Niemand meldete sich.
„Wer innerhalb des letzten Monats?”
Auch jetzt meldete sich niemand.
Es war offensichtlich, dass niemand in dem Raum über eigene Erfahrungen mit Gebet verfügte.
Obwohl viele dieser Ausbildungsprogramme mit einem „holistischen” Ansatz erst in den späten achtziger Jahren eingeführt wurden, gehen schon jetzt Medizinalassistenten mit dieser Ausbildung in die medizinische Praxis. Weil dieser Denkansatz so ganz anders ist, fragen einige der Assistenzärzte, warum die Ärzteschaft allgemein sich nicht daran orientiert. „Das ist ein Generationsunterschied, aber es ist eine gute Frage”, sagt Brody.

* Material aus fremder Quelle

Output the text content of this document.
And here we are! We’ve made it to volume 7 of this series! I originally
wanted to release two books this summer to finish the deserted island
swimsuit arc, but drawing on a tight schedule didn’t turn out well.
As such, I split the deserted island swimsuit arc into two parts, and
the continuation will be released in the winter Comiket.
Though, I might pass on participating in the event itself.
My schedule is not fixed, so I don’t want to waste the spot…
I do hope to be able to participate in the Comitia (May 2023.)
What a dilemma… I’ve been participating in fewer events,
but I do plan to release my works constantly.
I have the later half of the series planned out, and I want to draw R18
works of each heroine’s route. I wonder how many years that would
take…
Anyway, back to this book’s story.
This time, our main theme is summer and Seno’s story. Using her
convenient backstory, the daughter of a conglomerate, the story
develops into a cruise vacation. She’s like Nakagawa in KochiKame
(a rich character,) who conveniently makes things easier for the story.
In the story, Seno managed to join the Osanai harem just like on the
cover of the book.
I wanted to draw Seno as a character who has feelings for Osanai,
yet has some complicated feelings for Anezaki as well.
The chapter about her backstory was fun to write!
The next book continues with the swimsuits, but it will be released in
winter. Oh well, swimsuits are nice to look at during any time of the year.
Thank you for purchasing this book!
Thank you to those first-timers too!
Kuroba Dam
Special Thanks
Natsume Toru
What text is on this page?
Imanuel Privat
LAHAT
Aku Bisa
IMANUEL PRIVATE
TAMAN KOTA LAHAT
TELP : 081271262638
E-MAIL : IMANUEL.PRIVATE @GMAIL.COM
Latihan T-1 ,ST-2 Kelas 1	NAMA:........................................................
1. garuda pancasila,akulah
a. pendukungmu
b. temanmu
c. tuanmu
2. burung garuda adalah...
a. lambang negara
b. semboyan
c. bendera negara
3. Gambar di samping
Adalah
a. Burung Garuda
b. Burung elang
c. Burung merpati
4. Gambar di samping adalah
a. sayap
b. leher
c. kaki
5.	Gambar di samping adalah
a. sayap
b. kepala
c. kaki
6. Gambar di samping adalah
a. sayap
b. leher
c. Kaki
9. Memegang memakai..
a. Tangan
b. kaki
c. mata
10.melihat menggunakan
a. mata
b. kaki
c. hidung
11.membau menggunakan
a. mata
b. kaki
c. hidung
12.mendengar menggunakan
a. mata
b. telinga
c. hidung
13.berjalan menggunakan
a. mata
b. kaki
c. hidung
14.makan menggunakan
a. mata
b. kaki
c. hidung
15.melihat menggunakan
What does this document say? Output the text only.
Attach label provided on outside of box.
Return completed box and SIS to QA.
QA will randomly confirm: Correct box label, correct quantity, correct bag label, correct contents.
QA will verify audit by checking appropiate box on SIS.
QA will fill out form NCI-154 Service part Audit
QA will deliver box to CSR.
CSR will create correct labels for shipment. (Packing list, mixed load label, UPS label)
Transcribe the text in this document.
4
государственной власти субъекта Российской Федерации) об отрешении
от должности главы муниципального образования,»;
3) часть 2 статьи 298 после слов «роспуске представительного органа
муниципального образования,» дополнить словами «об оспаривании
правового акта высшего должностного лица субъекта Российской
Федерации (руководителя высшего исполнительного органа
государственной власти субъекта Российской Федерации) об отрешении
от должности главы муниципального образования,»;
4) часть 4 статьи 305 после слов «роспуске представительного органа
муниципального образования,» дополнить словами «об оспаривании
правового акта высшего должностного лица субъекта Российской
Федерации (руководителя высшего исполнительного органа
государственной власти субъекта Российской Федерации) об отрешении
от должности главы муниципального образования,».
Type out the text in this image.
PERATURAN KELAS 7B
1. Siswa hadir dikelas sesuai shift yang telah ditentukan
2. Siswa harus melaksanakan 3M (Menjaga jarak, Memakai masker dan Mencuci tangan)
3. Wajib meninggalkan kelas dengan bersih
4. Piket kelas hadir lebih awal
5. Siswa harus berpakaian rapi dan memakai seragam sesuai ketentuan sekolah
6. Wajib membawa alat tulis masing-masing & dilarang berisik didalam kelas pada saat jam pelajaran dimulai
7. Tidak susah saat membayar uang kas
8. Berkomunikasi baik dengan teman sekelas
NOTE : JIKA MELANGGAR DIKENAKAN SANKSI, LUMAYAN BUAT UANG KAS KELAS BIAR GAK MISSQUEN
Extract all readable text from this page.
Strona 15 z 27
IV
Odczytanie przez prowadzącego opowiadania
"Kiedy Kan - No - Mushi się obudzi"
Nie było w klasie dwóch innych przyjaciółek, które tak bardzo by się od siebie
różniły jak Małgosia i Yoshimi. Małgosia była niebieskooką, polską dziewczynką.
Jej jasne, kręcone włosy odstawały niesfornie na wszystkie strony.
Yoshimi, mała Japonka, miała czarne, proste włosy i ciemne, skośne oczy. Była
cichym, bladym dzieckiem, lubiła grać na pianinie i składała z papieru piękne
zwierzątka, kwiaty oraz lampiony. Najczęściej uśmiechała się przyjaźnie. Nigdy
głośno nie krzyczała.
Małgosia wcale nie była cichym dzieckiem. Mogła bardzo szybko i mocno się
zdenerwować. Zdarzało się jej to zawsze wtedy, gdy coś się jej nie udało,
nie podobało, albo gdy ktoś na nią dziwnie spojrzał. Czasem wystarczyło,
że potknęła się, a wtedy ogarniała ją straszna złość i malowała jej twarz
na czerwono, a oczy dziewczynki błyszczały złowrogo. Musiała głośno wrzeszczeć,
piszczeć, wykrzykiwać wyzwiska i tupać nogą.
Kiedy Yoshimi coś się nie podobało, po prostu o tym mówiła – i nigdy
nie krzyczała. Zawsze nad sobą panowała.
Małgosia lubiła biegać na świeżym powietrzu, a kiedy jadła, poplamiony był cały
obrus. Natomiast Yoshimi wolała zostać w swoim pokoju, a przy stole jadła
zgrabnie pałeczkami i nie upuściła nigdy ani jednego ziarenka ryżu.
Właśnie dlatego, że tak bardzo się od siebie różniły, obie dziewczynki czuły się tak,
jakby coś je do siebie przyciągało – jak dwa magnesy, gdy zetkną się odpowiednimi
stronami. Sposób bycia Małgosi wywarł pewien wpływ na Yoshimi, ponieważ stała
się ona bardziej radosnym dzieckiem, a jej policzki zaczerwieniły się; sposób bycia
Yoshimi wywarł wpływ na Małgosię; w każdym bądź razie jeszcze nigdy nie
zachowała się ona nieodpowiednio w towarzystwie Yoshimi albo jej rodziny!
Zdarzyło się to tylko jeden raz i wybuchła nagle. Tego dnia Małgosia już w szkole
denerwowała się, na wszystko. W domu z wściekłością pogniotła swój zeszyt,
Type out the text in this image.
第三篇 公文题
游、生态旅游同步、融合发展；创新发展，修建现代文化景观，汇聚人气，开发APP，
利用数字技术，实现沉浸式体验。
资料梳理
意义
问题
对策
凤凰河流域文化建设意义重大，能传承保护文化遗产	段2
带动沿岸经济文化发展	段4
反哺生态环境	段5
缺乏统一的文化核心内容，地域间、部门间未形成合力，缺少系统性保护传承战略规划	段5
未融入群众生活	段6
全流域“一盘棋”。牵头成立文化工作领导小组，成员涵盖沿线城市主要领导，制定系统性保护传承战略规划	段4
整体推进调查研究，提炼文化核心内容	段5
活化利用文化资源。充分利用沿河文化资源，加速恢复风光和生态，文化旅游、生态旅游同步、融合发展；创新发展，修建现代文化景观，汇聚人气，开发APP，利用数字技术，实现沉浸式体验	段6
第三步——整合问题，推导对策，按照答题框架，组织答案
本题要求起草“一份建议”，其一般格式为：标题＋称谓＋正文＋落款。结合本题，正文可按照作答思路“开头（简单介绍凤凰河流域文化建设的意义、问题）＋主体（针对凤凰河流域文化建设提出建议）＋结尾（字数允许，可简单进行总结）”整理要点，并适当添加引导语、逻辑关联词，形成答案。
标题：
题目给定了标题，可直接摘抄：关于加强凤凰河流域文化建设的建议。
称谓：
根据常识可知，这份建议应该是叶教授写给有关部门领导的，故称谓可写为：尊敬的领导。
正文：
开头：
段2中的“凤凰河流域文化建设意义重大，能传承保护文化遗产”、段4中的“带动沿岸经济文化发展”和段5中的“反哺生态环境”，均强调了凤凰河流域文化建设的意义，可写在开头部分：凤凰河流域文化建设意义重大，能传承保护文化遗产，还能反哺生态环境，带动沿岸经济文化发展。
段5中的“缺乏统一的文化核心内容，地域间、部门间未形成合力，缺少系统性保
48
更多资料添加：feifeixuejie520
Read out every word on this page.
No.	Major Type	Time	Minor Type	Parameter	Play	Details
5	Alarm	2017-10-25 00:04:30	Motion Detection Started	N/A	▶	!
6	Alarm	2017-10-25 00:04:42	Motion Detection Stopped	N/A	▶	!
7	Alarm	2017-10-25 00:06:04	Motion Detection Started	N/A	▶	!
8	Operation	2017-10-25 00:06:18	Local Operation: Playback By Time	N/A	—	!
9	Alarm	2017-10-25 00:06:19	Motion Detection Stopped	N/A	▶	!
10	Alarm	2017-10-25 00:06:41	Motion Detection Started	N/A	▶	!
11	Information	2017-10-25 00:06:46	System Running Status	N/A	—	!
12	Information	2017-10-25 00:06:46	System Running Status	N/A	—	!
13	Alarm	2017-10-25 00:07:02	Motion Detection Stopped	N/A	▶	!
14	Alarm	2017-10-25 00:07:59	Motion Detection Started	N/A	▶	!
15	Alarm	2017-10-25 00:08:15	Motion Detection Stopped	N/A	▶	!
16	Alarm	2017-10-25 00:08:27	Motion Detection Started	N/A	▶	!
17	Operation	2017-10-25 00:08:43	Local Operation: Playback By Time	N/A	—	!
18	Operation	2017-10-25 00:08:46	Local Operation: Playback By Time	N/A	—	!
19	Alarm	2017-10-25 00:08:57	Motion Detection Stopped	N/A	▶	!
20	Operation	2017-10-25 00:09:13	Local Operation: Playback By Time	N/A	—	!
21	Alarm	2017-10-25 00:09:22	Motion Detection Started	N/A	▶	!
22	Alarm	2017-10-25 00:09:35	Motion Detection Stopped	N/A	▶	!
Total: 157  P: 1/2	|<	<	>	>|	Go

Trotz all der Fortschritte in Technologie und Medizin, die sie in den Griff bekommen müssen, sehen viele Studenten die größte Herausforderung darin, mit dem ganzen Menschen umzugehen. Auf die Frage „Worin besteht die Kunst der Medizin und der pflege?” antwortete ein Student in einem Kurs über Ethik in der Medizin am Baylor College: „Es gibt keine Kunst der Medizin. Nur die Kunst, ein Mensch zu sein.”